A peek into how it might all play out may well be gathered from what's about to happen at the Seattle Post-Intelligencer, Hearst's money-losing morning daily, which has a weekday circulation of 118,000.
Unable to find a buyer, which comes as no surprise in this down market, Hearst has said it will either close the paper entirely or convert it to an online-only paper, and it now it appears it's about to follow that second course, based on a report in the PI that top newsroom managers have approached some reporters about working on an online-only publication.
In the meantime, management has given every indication that it's preparing to fold the print edition, ordering up a story for the last day of publication.
The question Hearst hopes to answer is whether an online-only paper has any better chance than the print edition it will replace, and it's an experiment other newspaper chains around the country will be following closely as they ponder what to do with their money-losing dailies.
Already a number of smaller dailies have gone online-only, and some online-only papers have launched in recent years, but the PI will be the largest paper to date to attempt the switch, and the economics of it all are a puzzle.
Will the revenues from advertising be sufficient to support an editorial staff of sufficient size to attract an audience that advertisers will find attractive?
The paper, now with a news staff of some 150, reports that the online staff might number only 20. The site would ramp after the print edition folded, presumably some time in the next week or so.
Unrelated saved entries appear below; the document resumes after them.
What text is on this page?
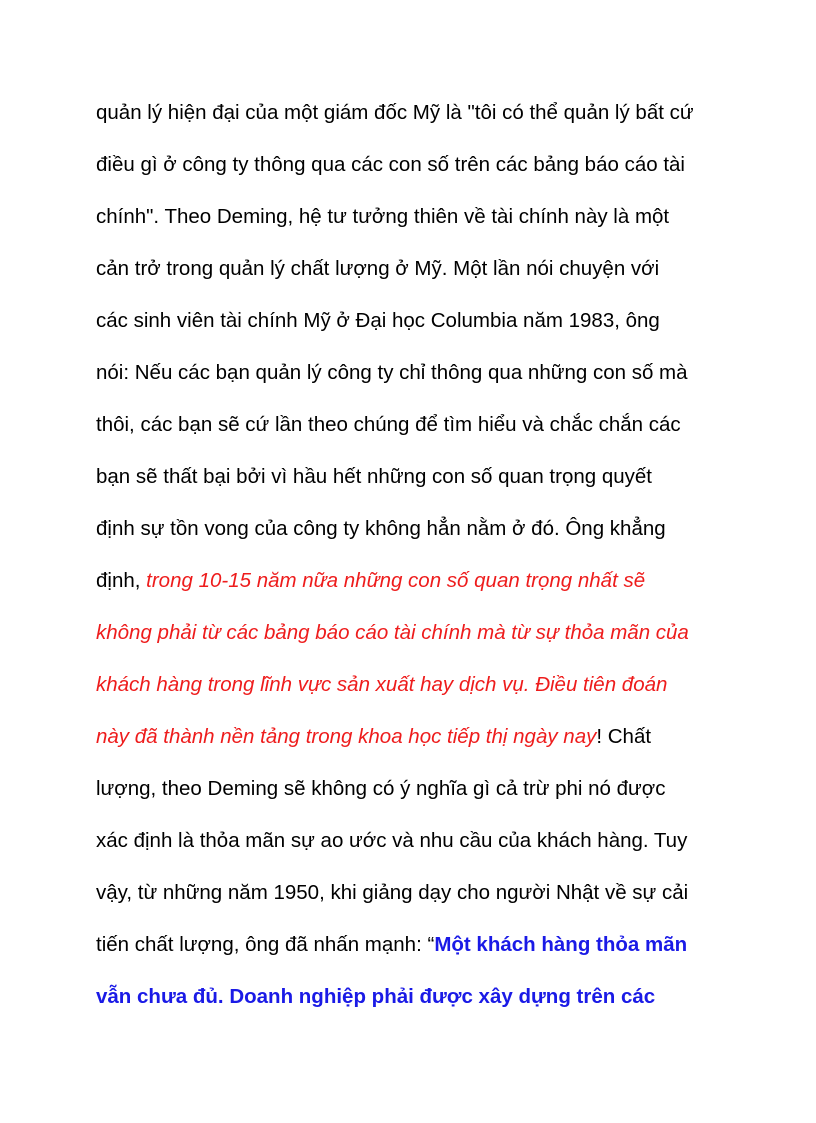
quản lý hiện đại của một giám đốc Mỹ là "tôi có thể quản lý bất cứ
điều gì ở công ty thông qua các con số trên các bảng báo cáo tài
chính". Theo Deming, hệ tư tưởng thiên về tài chính này là một
cản trở trong quản lý chất lượng ở Mỹ. Một lần nói chuyện với
các sinh viên tài chính Mỹ ở Đại học Columbia năm 1983, ông
nói: Nếu các bạn quản lý công ty chỉ thông qua những con số mà
thôi, các bạn sẽ cứ lần theo chúng để tìm hiểu và chắc chắn các
bạn sẽ thất bại bởi vì hầu hết những con số quan trọng quyết
định sự tồn vong của công ty không hẳn nằm ở đó. Ông khẳng
định, trong 10-15 năm nữa những con số quan trọng nhất sẽ
không phải từ các bảng báo cáo tài chính mà từ sự thỏa mãn của
khách hàng trong lĩnh vực sản xuất hay dịch vụ. Điều tiên đoán
này đã thành nền tảng trong khoa học tiếp thị ngày nay! Chất
lượng, theo Deming sẽ không có ý nghĩa gì cả trừ phi nó được
xác định là thỏa mãn sự ao ước và nhu cầu của khách hàng. Tuy
vậy, từ những năm 1950, khi giảng dạy cho người Nhật về sự cải
tiến chất lượng, ông đã nhấn mạnh: “Một khách hàng thỏa mãn
vẫn chưa đủ. Doanh nghiệp phải được xây dựng trên các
Further, that PI online staff, of whatever size, would be competing with the editorial staff of the morning Seattle Times, which will also be posting online content as it continues to put out its print edition, which has a circulation of around 225,000.
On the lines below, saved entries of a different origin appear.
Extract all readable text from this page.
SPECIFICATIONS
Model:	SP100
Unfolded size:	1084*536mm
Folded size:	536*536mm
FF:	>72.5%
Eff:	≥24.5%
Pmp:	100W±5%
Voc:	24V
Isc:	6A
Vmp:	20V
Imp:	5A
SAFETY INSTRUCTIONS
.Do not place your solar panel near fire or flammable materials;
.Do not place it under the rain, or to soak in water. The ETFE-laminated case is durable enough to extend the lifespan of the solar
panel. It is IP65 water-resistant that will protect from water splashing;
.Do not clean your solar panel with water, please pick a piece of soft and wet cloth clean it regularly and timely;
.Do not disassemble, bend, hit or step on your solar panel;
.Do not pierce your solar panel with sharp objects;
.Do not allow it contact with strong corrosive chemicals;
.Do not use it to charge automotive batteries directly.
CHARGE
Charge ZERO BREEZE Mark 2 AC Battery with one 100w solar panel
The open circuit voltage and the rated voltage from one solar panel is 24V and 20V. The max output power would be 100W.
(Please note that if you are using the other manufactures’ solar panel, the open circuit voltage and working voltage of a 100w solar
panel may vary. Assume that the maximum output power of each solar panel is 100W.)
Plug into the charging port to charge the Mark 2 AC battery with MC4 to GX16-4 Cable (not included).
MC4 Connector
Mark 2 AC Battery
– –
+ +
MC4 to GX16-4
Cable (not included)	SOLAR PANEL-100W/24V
The PI and Times have operated under a joint operating agreement since 1983, splitting costs and profits but maintaining separate news operations.
Hearst claims it has lost $14 million on the PI in the past year, and just how long it would support an online edition is an open question.
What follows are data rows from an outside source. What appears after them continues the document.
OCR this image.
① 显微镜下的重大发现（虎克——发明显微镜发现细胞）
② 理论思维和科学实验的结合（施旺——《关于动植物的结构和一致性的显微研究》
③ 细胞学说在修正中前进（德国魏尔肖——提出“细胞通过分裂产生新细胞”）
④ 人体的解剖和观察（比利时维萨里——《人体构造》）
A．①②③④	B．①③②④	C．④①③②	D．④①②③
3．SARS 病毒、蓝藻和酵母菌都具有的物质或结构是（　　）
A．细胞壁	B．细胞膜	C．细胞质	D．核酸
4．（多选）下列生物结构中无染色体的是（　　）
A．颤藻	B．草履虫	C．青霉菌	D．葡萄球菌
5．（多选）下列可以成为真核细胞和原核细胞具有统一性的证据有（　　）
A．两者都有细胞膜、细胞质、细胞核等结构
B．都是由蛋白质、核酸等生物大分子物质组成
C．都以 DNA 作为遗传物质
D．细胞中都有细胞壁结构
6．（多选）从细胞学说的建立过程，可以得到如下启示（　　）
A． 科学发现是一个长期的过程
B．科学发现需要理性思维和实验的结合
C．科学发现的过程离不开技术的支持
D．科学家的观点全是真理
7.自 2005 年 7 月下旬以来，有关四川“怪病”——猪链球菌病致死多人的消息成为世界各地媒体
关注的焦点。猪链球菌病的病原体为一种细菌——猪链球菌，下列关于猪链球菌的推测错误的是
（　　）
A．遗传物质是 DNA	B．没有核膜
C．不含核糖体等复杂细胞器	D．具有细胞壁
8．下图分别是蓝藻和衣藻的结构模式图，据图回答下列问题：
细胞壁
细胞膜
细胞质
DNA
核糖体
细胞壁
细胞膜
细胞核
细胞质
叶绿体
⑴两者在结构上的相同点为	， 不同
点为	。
The chain has newspaper woes beyond Seattle it also must worry about, including the money-losing San Francisco Chronicle, which it is also threatening to close because of ongoing losses.
Also clouding matters is the dicey media economy, which has been especially brutal to newspapers. It makes it a less-than-ideal time to experiment.
But then Hearst may not have all that much choice. The other option is simply to fold the PI, and write it off.